"That's it. I just thought of the people's surprise when they waked up in the morning and found their gates gone. I never thought at all of the real pain and discomfort that it may have given a lot of them."

"Your Club may be doing a good service to all Rosemont if it proves that young people can have a good time without making the 'innocent bystander' pay for it."

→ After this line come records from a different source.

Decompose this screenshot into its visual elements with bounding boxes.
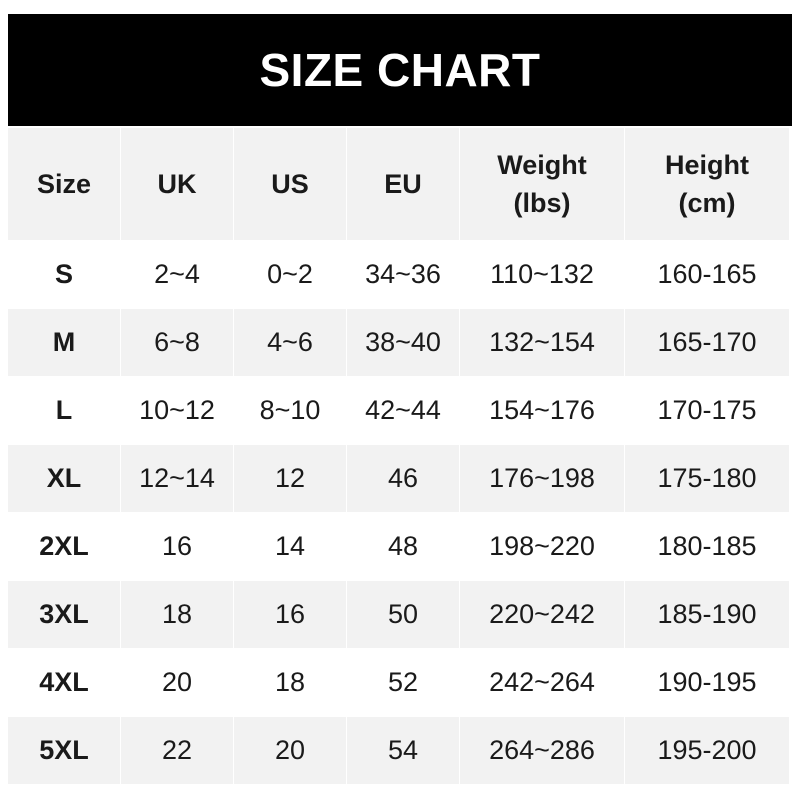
table-cell: 20 — [161, 667, 193, 697]
column-header: EU — [347, 128, 459, 240]
table-row: S 2~4 0~2 34~36 110~132 160-165 — [8, 241, 789, 308]
column-header-unit: (lbs) — [513, 188, 571, 218]
table-row: M 6~8 4~6 38~40 132~154 165-170 — [8, 309, 789, 376]
column-header-label: UK — [157, 169, 197, 199]
table-cell: 46 — [347, 445, 459, 512]
column-header-label: Weight — [497, 150, 587, 180]
table-cell: 10~12 — [139, 395, 215, 425]
table-cell: 18 — [121, 581, 233, 648]
table-row: 2XL 16 14 48 198~220 180-185 — [8, 513, 789, 580]
column-header: Size — [8, 128, 120, 240]
table-cell: 18 — [274, 667, 306, 697]
table-cell: 242~264 — [489, 667, 595, 697]
column-header-label: EU — [384, 169, 422, 199]
table-cell: 38~40 — [347, 309, 459, 376]
column-header: US — [234, 128, 346, 240]
table-cell: 34~36 — [365, 259, 441, 289]
table-cell: 165-170 — [625, 309, 789, 376]
column-header-label: Size — [36, 169, 92, 199]
size-cell: L — [55, 395, 73, 425]
table-cell: 170-175 — [657, 395, 757, 425]
table-cell: 12~14 — [121, 445, 233, 512]
table-row: 3XL 18 16 50 220~242 185-190 — [8, 581, 789, 648]
table-row: 5XL 22 20 54 264~286 195-200 — [8, 717, 789, 784]
table-cell: 264~286 — [460, 717, 624, 784]
table-cell: 160-165 — [657, 259, 757, 289]
table-cell: 20 — [234, 717, 346, 784]
table-cell: 12 — [234, 445, 346, 512]
table-cell: 52 — [387, 667, 419, 697]
column-header: UK — [121, 128, 233, 240]
table-cell: 180-185 — [657, 531, 757, 561]
table-cell: 4~6 — [234, 309, 346, 376]
table-cell: 22 — [121, 717, 233, 784]
table-header-row: Size UK US EU Weight (lbs) Height (cm) — [8, 128, 789, 240]
column-header-label: Height — [665, 150, 749, 180]
table-cell: 198~220 — [489, 531, 595, 561]
table-cell: 48 — [387, 531, 419, 561]
table-cell: 6~8 — [121, 309, 233, 376]
size-table: Size UK US EU Weight (lbs) Height (cm) S 2~4 0~2 3… — [7, 127, 790, 785]
table-cell: 14 — [274, 531, 306, 561]
size-chart-title: SIZE CHART — [8, 14, 792, 126]
size-cell: 2XL — [39, 531, 89, 561]
table-cell: 185-190 — [625, 581, 789, 648]
table-cell: 42~44 — [365, 395, 441, 425]
table-cell: 2~4 — [154, 259, 200, 289]
table-row: XL 12~14 12 46 176~198 175-180 — [8, 445, 789, 512]
table-cell: 8~10 — [259, 395, 321, 425]
table-row: L 10~12 8~10 42~44 154~176 170-175 — [8, 377, 789, 444]
table-row: 4XL 20 18 52 242~264 190-195 — [8, 649, 789, 716]
table-cell: 16 — [161, 531, 193, 561]
table-cell: 220~242 — [460, 581, 624, 648]
size-cell: S — [54, 259, 73, 289]
table-cell: 132~154 — [460, 309, 624, 376]
size-cell: 5XL — [8, 717, 120, 784]
size-cell: M — [8, 309, 120, 376]
table-cell: 190-195 — [657, 667, 757, 697]
table-cell: 176~198 — [460, 445, 624, 512]
table-cell: 154~176 — [489, 395, 595, 425]
column-header-label: US — [271, 169, 309, 199]
table-cell: 54 — [347, 717, 459, 784]
table-cell: 0~2 — [267, 259, 313, 289]
column-header: Weight (lbs) — [460, 128, 624, 240]
size-cell: 4XL — [39, 667, 89, 697]
size-cell: XL — [8, 445, 120, 512]
table-cell: 110~132 — [490, 259, 594, 289]
table-cell: 50 — [347, 581, 459, 648]
table-cell: 195-200 — [625, 717, 789, 784]
table-cell: 175-180 — [625, 445, 789, 512]
size-cell: 3XL — [8, 581, 120, 648]
column-header: Height (cm) — [625, 128, 789, 240]
column-header-unit: (cm) — [678, 188, 736, 218]
table-cell: 16 — [234, 581, 346, 648]
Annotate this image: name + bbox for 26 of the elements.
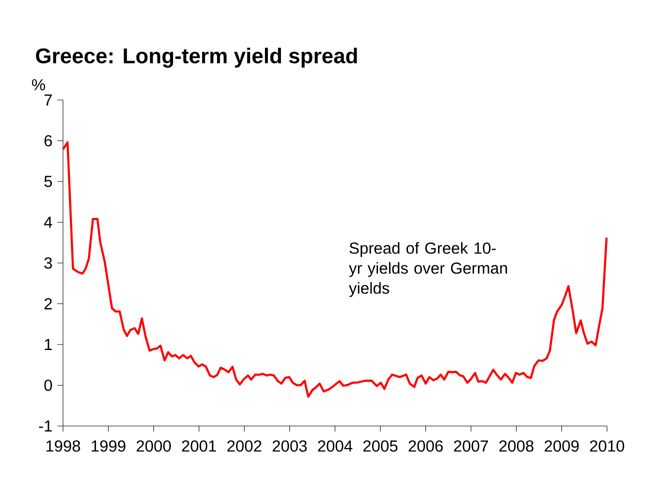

"We're going to prove it; to ourselves, anyway," insisted Roger stoutly, as he leaped out of the car and took his grandfather's parcels into the house.

"The pumpkins are in the barn," Mr. Emerson called after him. "Go down there and pick them out when you've given those bundles to your grandmother."

The big yellow globes were loaded into the car—half a dozen of them—and Mr. Emerson drove back to the house. As he stopped at the side porch for a last word with his wife he gave a cry of recognition.

"Look who comes here!" he exclaimed.

"Helen and Ethel Brown," guessed Roger. "Don't they look like those soldiers we read about in 'Macbeth'—the fellows who marched along holding boughs in their hands so that it looked as if Birnamwood had come to Dunsinane."

"Roger is quoting Shakespeare about your personal appearance," laughed Mr. Emerson as he and his grandson relieved the girls of their burdens.

They sank down on the steps of the porch and panted.

"You're tired out," exclaimed their grandmother. "Roger, bring out that pitcher of lemonade you'll find in the dining-room. How far have you walked?"